= Stemma codicum of Aristotle's Metaphysics =

The stemma codicum of Aristotle's Metaphysics is a visual representation with the shape of a family tree, which is the standard one in stemmatics. It is meant to show the relationships of the surviving manuscripts of the Greek text, with special reference to those which are to be taken into account for a critical edition, hence for translations in modern languages, for commentaries, and for any other kind of scholarly reference to the text of the Metaphysics. It is partly conjectural by its own nature and it is an object of lively debate, since these latest years especially.

==Overview==
The main controversial question the stemma is meant to answer is the role of the so called beta group of manuscripts of the Metaphysics, described as a separate beta branch in the stemma. Special focus is on manuscript Ab (Laur. 87.12), as opposed to the alpha group of manuscripts (which forms the main part of the tree) and especially to its oldest representative, namely J (Wien Phil. Gr. 100) and E (Paris. Gr. 1853).
The first partial draft of a stemma, including Ab, E, J, has been produced by Alfred Gercke in 1892. On this basis, 20th century editors, William David Ross (1924) and Werner Jaeger (1957), have taken into account eclectically Ab in the one side and J and E on the other.

Different versions of the stemma codicum of the Metaphysics have been proposed since 1970, most remarkably by Dieter Harlfinger in 1979.

According to Harlfinger’s stemma, current 20th century editions of the Metaphysics (Ross, Jaeger) rely on the most valuable manuscripts for most of the fourteen books, except for the last ones: starting from the final part of the 12th book, they should not have used Ab, but other beta manuscripts instead (M, C), which form no longer a unified group with Ab.
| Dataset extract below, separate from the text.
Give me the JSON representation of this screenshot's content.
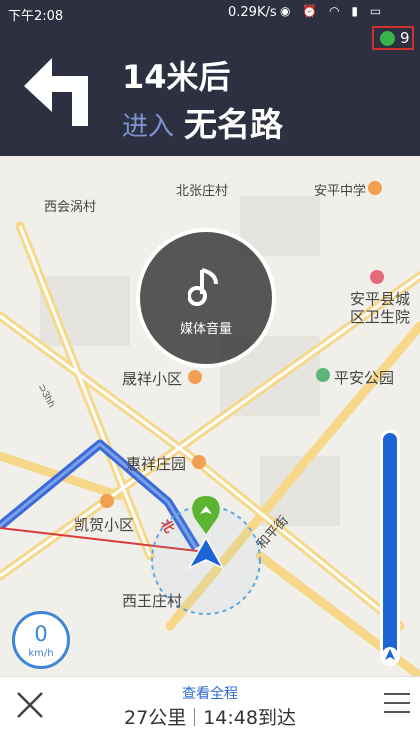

In 2010, Silvia Fazzo suggested a revision of Harlfinger’s stemma according to which manuscript Ab should not be followed in the whole of book 12 either, nor in the final part of book 11. She showed that starting from book 11 chapter 8 already Harlfinger’s supposed beta manuscripts Ab, M, C do not form any unified group.

In 2015, Pantelis Golitsis replied to Fazzo’s revision showing that starting from book 11 chapter 8 manuscripts M and C can not be regarded as representative of a separate beta branch. Based on unpublished new collations funded by the DFG, Golitsis shows that M and C are heavily collated (others would say ‘contaminated’ in this case) with various sources including late manuscripts of the alpha group (when this kind of collation is concerned, Golitsis argues that the idea of contamination should be left aside and rejected). He then submitted a revised version of Harlfinger’s stemma codicum.

In 2015, Fazzo further argued that neither Ab nor its cognate manuscripts M and C should be followed at all as long as the reading of J and E is not proved to be corrupt. Based on published and available materials she submitted a different stemma where all manuscripts ultimately stem from a unique source, possibly archetype Π from which manuscripts J and E are directly derived. As a consequence, a critical editor is left with manuscripts J and E as the most reliable basis. In 2017 Fazzo submitted her stemma to discussion in the Revue d’Histoire des Textes, prefaced with a general history of the stemma codicum of the Metaphysics. There she agrees with Golitsis vs. Harlfinger that manuscripts M and C should not be regarded as representative of an independent beta source for the final books of the Metaphysics. Moreover, Fazzo argues that the bifid shape of 20th century proposals concerning the stemma codicum heavily depends on the implicit acceptance of Jaeger's genetic views as applied to the manuscripts tradition of the Metaphysics.

== Bibliography ==
- W. D. Ross (ed.), Aristotle's Metaphysics, Oxford: Clarendon Press, 1924. (two volumes). Reprinted 1953 with corrections.
- Werner Jaeger (ed.), Aristotelis Metaphysica, Oxford Classical Texts. Oxford University Press, 1957.